No, my problem with Hayden's nomination has to do with one of his acts while heading the National Security Agency, to wit: he's the architect of the warrantless wiretap program about which I previously have complained (in this blog among other places). In terms of knowledge and experience about intelligence-gathering, Hayden is quite qualified to take over the helm at the CIA. But is he in terms of temperament and understanding of how the US government is supposed to work?

I think not. His justifications for the warrantless wiretap program ignore our entire constitutional system of checks and balances, place secrecy ahead of every other American interest, and therefore are entirely unnecessary. Under the laws as they presently exist, the NSA has up to 72 hours after it starts a wiretap to get a warrant--from a secret court set up expressly for that purpose. Why not just obey the law instead of claiming extraconstitutional executive power? There's no good reason. I do not trust anyone who says that no one independent of the decision to start a wiretap needs to evaluate it, even if it's already been in place for 3 days. People who fall for the snake oil salesman's "Trust me" pitch tend to get what they deserve. Heck, Ronald Reagan himself said, "Trust--but verify."

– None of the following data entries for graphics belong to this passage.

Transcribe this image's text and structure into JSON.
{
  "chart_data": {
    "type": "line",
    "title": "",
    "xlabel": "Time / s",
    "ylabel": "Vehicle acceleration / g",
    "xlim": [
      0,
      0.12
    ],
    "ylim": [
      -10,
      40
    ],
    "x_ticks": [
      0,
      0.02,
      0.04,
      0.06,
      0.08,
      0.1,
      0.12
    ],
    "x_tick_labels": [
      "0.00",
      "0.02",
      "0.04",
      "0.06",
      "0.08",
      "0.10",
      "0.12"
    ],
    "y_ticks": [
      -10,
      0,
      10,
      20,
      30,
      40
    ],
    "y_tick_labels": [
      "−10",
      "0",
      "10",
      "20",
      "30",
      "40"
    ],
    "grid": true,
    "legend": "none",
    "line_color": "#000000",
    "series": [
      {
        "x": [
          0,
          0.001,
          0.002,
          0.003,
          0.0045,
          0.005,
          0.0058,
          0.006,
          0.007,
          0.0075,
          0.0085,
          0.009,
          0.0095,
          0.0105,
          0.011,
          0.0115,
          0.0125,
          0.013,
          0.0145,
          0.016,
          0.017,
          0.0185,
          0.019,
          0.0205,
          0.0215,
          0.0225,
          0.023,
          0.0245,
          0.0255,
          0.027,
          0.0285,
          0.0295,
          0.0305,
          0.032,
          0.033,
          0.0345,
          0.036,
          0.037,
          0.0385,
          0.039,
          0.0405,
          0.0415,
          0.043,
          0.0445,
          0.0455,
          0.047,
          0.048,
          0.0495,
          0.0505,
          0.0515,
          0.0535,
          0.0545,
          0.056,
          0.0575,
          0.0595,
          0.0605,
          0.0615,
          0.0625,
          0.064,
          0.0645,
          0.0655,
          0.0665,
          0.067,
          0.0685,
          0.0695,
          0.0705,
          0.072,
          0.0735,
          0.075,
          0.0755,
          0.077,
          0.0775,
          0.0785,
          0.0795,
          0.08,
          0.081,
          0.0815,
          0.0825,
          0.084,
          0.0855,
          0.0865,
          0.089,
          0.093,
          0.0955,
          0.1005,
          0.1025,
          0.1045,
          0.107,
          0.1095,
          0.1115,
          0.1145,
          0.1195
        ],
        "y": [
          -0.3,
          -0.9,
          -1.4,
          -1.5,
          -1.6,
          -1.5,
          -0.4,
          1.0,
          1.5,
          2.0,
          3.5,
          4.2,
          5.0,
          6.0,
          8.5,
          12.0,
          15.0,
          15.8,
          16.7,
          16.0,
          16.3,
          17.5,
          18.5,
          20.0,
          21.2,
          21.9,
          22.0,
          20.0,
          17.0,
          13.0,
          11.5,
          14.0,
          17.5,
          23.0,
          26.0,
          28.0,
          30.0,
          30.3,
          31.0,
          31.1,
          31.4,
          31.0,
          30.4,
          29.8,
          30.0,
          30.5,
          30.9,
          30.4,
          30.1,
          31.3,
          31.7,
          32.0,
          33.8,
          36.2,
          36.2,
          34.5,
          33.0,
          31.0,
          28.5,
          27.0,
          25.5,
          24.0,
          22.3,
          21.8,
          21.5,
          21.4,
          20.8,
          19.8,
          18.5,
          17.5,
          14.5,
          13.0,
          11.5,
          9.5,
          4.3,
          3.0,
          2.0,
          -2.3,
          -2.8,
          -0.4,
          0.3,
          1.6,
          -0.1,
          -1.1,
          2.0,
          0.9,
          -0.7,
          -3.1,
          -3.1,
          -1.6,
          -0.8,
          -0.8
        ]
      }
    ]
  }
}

If our tactics are no better or no different from those who attack us, we lose the moral high ground. And if we implement those tactics because we must if we are to survive, we lose all claim to being a beacon of freedom for the world to emulate.

When our ultimate justification is expediency, how can we in turn claim that no man is above the law? It is important to maintain difficult principles in our actions, not just with our words, or else we are merely blowing more hot air into an already dangerously globally-warmed world.